Je me laissai tomber sur le lit, serrant le flacon dans ma main. Je savais qu’il fallait que je dorme. Mais je n’arrivais pas à me rappeler comment faire. J’avais beau essayer de me laisser aller, toutes sortes de sensations qu’il m’avait fait éprouver me revenaient. J’avais l’impression qu’il me suffirait de tourner légèrement la tête et de tendre la main vers l’arrière de l’oreille, pour que je puisse presque le toucher. Il me semblait que je pourrais prendre son index, lui faire caresser ma joue ou le glisser dans ma bouche. Toutefois, dans ma main il n’y avait que le flacon de parfum.

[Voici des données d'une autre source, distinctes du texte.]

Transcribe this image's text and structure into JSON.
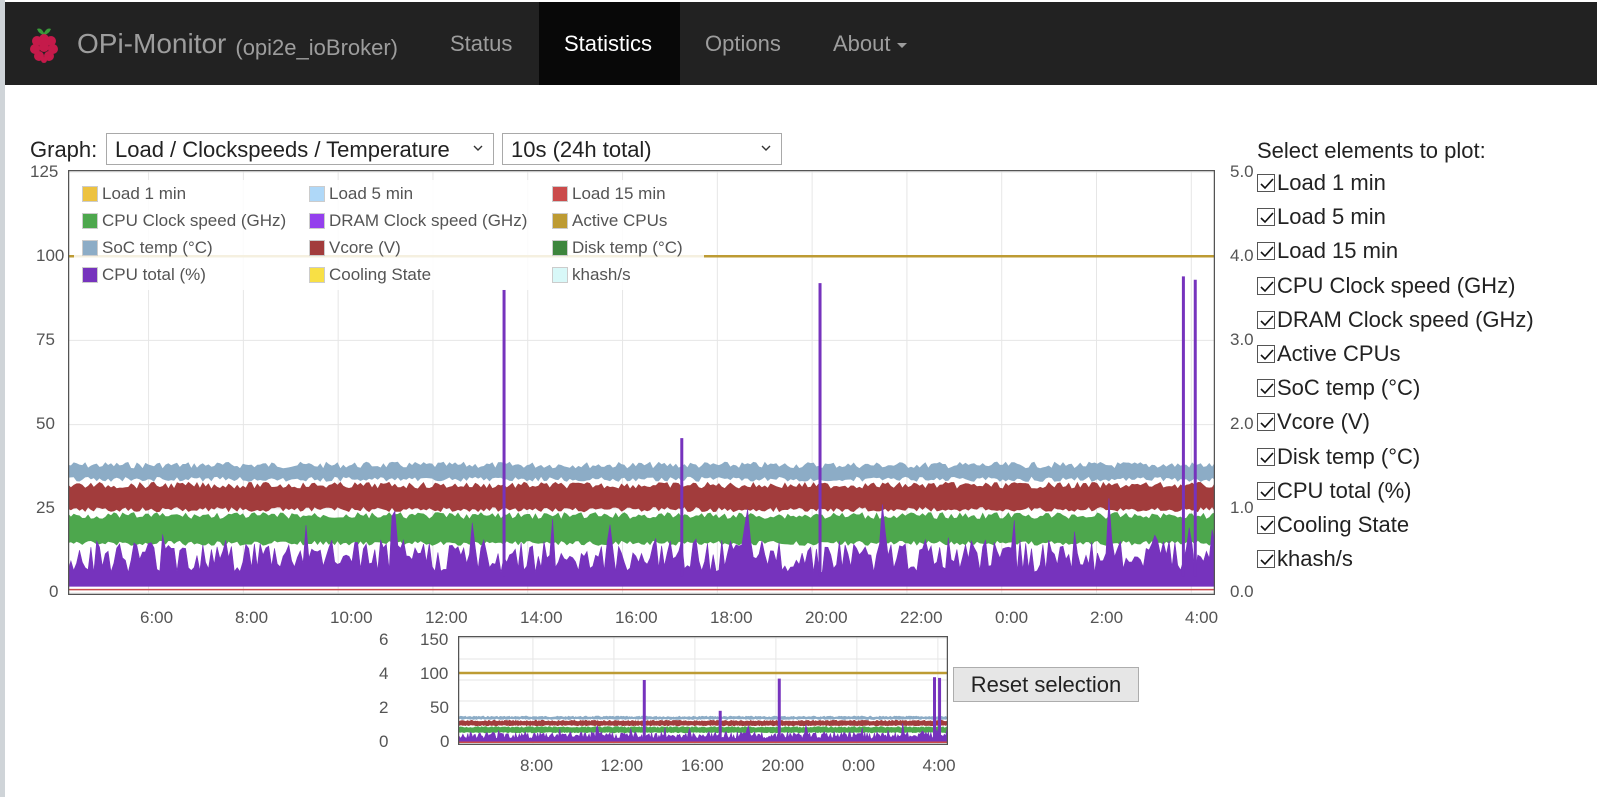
{
  "brand": {
    "name": "OPi-Monitor",
    "host": "(opi2e_ioBroker)"
  },
  "nav": {
    "status": "Status",
    "statistics": "Statistics",
    "options": "Options",
    "about": "About"
  },
  "graph": {
    "label": "Graph:",
    "type_selected": "Load / Clockspeeds / Temperature",
    "interval_selected": "10s (24h total)"
  },
  "panel": {
    "title": "Select elements to plot:",
    "items": [
      {
        "label": "Load 1 min",
        "checked": true
      },
      {
        "label": "Load 5 min",
        "checked": true
      },
      {
        "label": "Load 15 min",
        "checked": true
      },
      {
        "label": "CPU Clock speed (GHz)",
        "checked": true
      },
      {
        "label": "DRAM Clock speed (GHz)",
        "checked": true
      },
      {
        "label": "Active CPUs",
        "checked": true
      },
      {
        "label": "SoC temp (°C)",
        "checked": true
      },
      {
        "label": "Vcore (V)",
        "checked": true
      },
      {
        "label": "Disk temp (°C)",
        "checked": true
      },
      {
        "label": "CPU total (%)",
        "checked": true
      },
      {
        "label": "Cooling State",
        "checked": true
      },
      {
        "label": "khash/s",
        "checked": true
      }
    ]
  },
  "legend": [
    {
      "label": "Load 1 min",
      "color": "#edc240"
    },
    {
      "label": "Load 5 min",
      "color": "#afd8f8"
    },
    {
      "label": "Load 15 min",
      "color": "#cb4b4b"
    },
    {
      "label": "CPU Clock speed (GHz)",
      "color": "#4da74d"
    },
    {
      "label": "DRAM Clock speed (GHz)",
      "color": "#9440ed"
    },
    {
      "label": "Active CPUs",
      "color": "#bd9b33"
    },
    {
      "label": "SoC temp (°C)",
      "color": "#8cacc6"
    },
    {
      "label": "Vcore (V)",
      "color": "#a23c3c"
    },
    {
      "label": "Disk temp (°C)",
      "color": "#3d853d"
    },
    {
      "label": "CPU total (%)",
      "color": "#7633bd"
    },
    {
      "label": "Cooling State",
      "color": "#f8e045"
    },
    {
      "label": "khash/s",
      "color": "#d8f8f8"
    }
  ],
  "reset_label": "Reset selection",
  "chart_data": [
    {
      "type": "area",
      "role": "main",
      "y_left_ticks": [
        "125",
        "100",
        "75",
        "50",
        "25",
        "0"
      ],
      "y_right_ticks": [
        "5.0",
        "4.0",
        "3.0",
        "2.0",
        "1.0",
        "0.0"
      ],
      "x_ticks": [
        "6:00",
        "8:00",
        "10:00",
        "12:00",
        "14:00",
        "16:00",
        "18:00",
        "20:00",
        "22:00",
        "0:00",
        "2:00",
        "4:00"
      ],
      "ylim_left": [
        0,
        125
      ],
      "ylim_right": [
        0,
        5
      ],
      "grid": true,
      "legend_position": "top-left",
      "series_levels": [
        {
          "name": "Active CPUs",
          "value": 4.0,
          "axis": "right"
        },
        {
          "name": "SoC temp (°C)",
          "value": 37
        },
        {
          "name": "Vcore (V)",
          "value": 28
        },
        {
          "name": "CPU Clock speed (GHz)",
          "value": 20
        },
        {
          "name": "CPU total (%)",
          "value": 8
        },
        {
          "name": "Load 1 min",
          "value": 1
        }
      ],
      "cpu_total_spikes": [
        {
          "time": "13:30",
          "value": 90
        },
        {
          "time": "17:15",
          "value": 46
        },
        {
          "time": "20:10",
          "value": 92
        },
        {
          "time": "3:50",
          "value": 94
        },
        {
          "time": "4:05",
          "value": 93
        }
      ]
    },
    {
      "type": "area",
      "role": "overview",
      "y_left_ticks": [
        "6",
        "4",
        "2",
        "0"
      ],
      "y_right_ticks": [
        "150",
        "100",
        "50",
        "0"
      ],
      "x_ticks": [
        "8:00",
        "12:00",
        "16:00",
        "20:00",
        "0:00",
        "4:00"
      ],
      "grid": true
    }
  ]
}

La valise était toujours abandonnée au milieu de la chambre. Des billets que je venais de changer et qui ne m’étaient pas familiers dépassaient de ma poche. Les volets avaient été descendus, et j’avais beau tendre l’oreille, aucun son ne me parvenait de l’extérieur. Je sus alors que j’étais partie très loin.